Monday, June 27, 2016

when the kernel can kill a process

Common cases of the kernel killing something include the OOM killer, things like SIGSEGV/SIGBUS due to incorrect memory access or a prosaic signal sent by someone.

Let's take a look at less popular ones.

1. OOPS

If the kernel detects a problem with its state, it will print information about the problem. Depending on the particular inconsistency it may also decide to OOPS, which depending on the state of kernel.panic_on_oops will either crash or kill the thread which happened to be executing the code at the time.
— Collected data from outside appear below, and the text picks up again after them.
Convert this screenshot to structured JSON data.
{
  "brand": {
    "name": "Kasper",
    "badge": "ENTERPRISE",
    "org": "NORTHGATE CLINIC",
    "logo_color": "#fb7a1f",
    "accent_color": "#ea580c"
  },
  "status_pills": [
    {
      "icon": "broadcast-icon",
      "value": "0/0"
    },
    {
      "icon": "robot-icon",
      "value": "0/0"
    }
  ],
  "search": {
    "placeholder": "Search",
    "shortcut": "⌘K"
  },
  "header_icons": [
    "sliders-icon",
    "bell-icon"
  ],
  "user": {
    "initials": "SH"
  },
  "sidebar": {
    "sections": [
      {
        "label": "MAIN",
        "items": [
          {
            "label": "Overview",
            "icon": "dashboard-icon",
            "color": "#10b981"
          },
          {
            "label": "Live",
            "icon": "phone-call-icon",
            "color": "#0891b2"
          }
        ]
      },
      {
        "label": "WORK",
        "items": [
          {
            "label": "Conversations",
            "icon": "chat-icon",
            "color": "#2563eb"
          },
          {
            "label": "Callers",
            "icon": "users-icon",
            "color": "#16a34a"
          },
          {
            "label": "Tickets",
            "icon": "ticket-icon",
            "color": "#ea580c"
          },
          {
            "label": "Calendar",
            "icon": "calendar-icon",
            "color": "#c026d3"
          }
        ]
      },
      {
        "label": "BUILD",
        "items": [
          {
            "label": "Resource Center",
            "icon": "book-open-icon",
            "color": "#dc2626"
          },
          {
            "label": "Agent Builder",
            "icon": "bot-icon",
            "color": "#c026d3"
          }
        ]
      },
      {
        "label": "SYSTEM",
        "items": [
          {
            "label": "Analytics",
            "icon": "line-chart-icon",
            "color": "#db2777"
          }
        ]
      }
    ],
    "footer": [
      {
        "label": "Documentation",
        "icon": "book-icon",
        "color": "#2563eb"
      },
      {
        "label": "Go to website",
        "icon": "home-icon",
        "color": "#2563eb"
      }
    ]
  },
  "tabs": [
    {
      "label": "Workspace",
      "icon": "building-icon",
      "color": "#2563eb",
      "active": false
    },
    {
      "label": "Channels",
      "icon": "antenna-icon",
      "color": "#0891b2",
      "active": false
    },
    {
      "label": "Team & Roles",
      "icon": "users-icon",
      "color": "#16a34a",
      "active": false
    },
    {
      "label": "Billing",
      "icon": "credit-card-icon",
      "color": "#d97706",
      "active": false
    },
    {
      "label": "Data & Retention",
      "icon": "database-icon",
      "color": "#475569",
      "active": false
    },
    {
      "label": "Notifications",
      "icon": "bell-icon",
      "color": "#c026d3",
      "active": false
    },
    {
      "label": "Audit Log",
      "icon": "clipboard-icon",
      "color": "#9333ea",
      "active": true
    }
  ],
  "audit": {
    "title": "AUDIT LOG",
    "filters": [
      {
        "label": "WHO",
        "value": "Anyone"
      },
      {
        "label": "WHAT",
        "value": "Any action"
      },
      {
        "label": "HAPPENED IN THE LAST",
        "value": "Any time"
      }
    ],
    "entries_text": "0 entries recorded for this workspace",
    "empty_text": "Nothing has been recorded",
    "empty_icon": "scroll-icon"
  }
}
Either way, an OOPS is typically an indication of a bug in the kernel itself.

2. failed execve

execve(2) is used to execute a new binary in the current process. Setting everything up is a complicated process with several failure points. Some of which are present after the original address space is destroyed. If any failure happens afterwards, there is no address space to return to and the kernel has no choice but to kill the process.

This is not a big issue - if the process was doing execve it was designated to either succeed and get the new image or exit indicating an error anyway.

3. failed copy on write of a non-transparent huge page

When a process forks, its memory pages are marked as copy on write. Then when either the child or the parent writes something, the target page is unshared. What follows is that another page is allocated.

hugepages are a special case and a much more limited resource. Interested parties can force their use through hugetlbfs.

If there are no free hugepages to use on copy on write, the kernel kills the child.


There are many more situations when such a kill can happen. People interested in the subject are welcome to grep the source for send_sig and investigate from there.